Ve bugün efsaneler ve mitler Rusya'daki okullarda inceleniyor Antik Yunan, Yunanistan ve Roma'nın tarihi ve kültürü. Rusya'da, bu ülkenin sakinlerinden “Yunanlılar” olarak bahsetmek gelenekseldir. Bu ülke her zaman yetenekli şairleri, tarihçileri, mimarları, heykeltıraşları, sporcuları, denizcileri, filozoflarıyla gurur duydu. Tüm rakamlar, dünyadaki araştırmacıların ve bilim adamlarının zihninde silinmez bir iz bıraktı. Yunanistan, Avrupa kültürünün ve hatta Asya ve Doğu ülkelerinin gelişimini etkiledi.

Modern araştırmacılar, Yunanlıların belirli "griks" olarak adlandırdıklarına dair kanıtlar buldular.

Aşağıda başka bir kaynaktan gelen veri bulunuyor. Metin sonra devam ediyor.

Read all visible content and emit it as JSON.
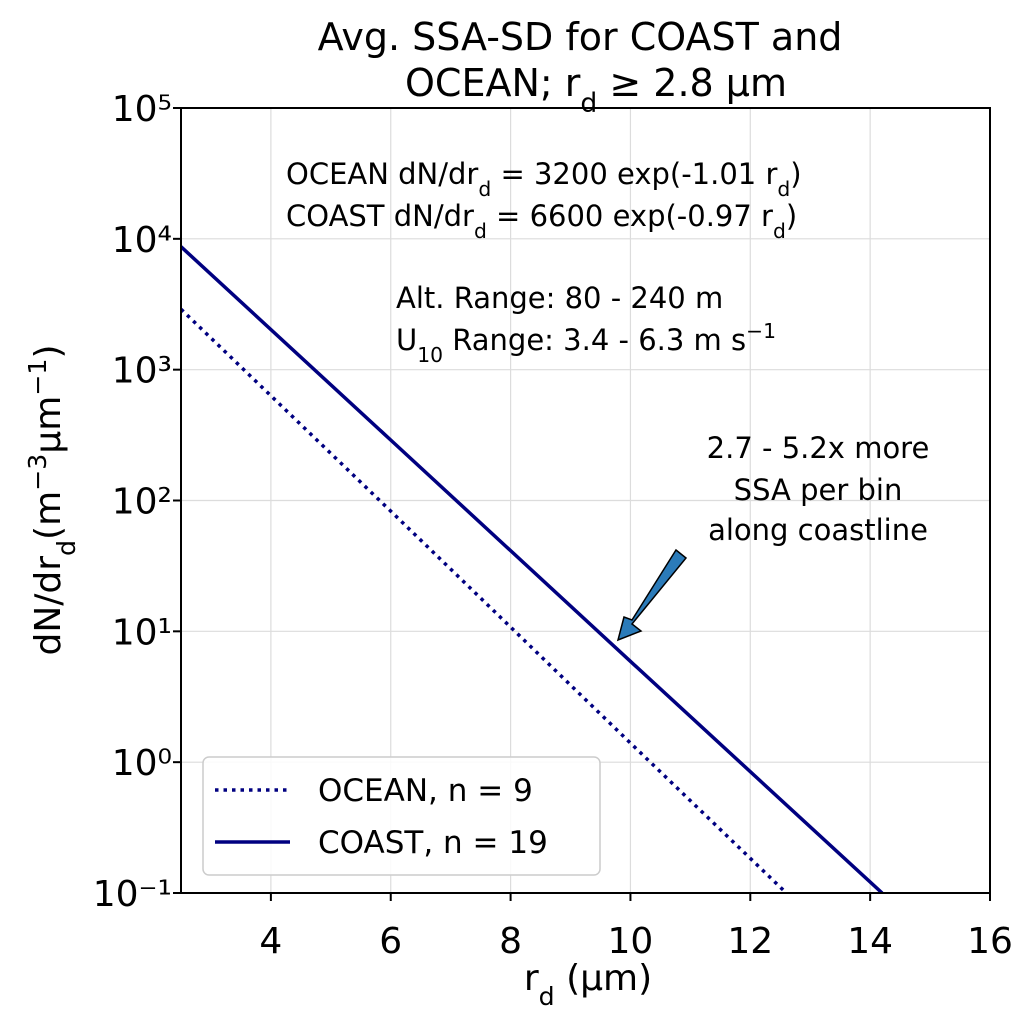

Bu İliryalı insanlar. Mitolojiye göre, bu milletin atası sadece "Yunan" adını taşıyordu. "Helenizm" kavramı, 19. yüzyılın başlarında Yunan aydınlarının saflarında canlanmaya başladı. Zamanla Rumların Yunanlı olmadığı iddiası da geniş kitlelere yayıldı.

Yunanlılar kendilerini isimlendirmez ve adreslerinde farklı adresler duymazlardı. Her şeyin nedeni milliyetlerin, dilsel dogmaların, geleneklerin, geleneklerin kökenidir. Achaeans, Dorlar, İyonlar, Hellenler veya Yunanlılar? Günümüzde, bu ülkenin sakinleri oldukça çeşitli köklere sahiptir ve bazı bölgelerde hüküm süren efsanelere ve mitlere göre kendilerini adlandırma hakkına sahiptir.

    Küçük Otel

    Mini-otel, ILIAHTIADA Apartments - Halkidiki'de, Kassandra yarımadasında, Kriopigi köyünde, Selanik'in Makedonya havaalanına 90 km uzaklıkta bulunan, 1991 yılında inşa edilmiş küçük ve modern bir otel. Otel, geniş odalar ve davetkar bir atmosfer sunmaktadır. Ekonomik bir aile tatili için harika bir yer olan otel, 4500 metrekarelik bir alanda yer almaktadır. m.

    Yunanistan Denizleri

    Birçok turist için Yunan tatil köylerinin kendileri veya gitmeyi planladıkları adalar değil, rekreasyon alanlarının topraklarını yıkayan denizler önemlidir. Yunanistan, farklı denizler bakımından zengin olan neredeyse tek ülkedir, ancak hemen hemen hepsi Akdeniz'e dahildir, ancak kendilerine ait denizleri vardır. özellikler, ve ayırt edici özellikleri... Üç ana deniz vardır. Akdeniz'in yanı sıra Ege ve İyonya'dır. Tüm haritalarda işaretlenirler

    Yunanistan'da Selanik. Tarih, görülecek yerler (üçüncü bölüm).

    Roma Forumu'nun kalıntıları, Selanik'in orta kısmının eşsiz bir tarihi mirası ve süslemesidir. Forum - kalp sosyal hayat antik çağda - II. Yüzyılın sonunda inşa edilmiştir. M.Ö. eski Makedon agorasının bulunduğu yerde. V. yüzyıla kadar. şehrin yaşamında büyük ekonomik, siyasi ve sosyal rol oynayan, sosyal hayatın ritmini hissetmek için buraya gelen yüksek rütbeli, etkili ve otoriter şahsiyetleri düzenli olarak toplayan Selanik'in yönetim merkeziydi.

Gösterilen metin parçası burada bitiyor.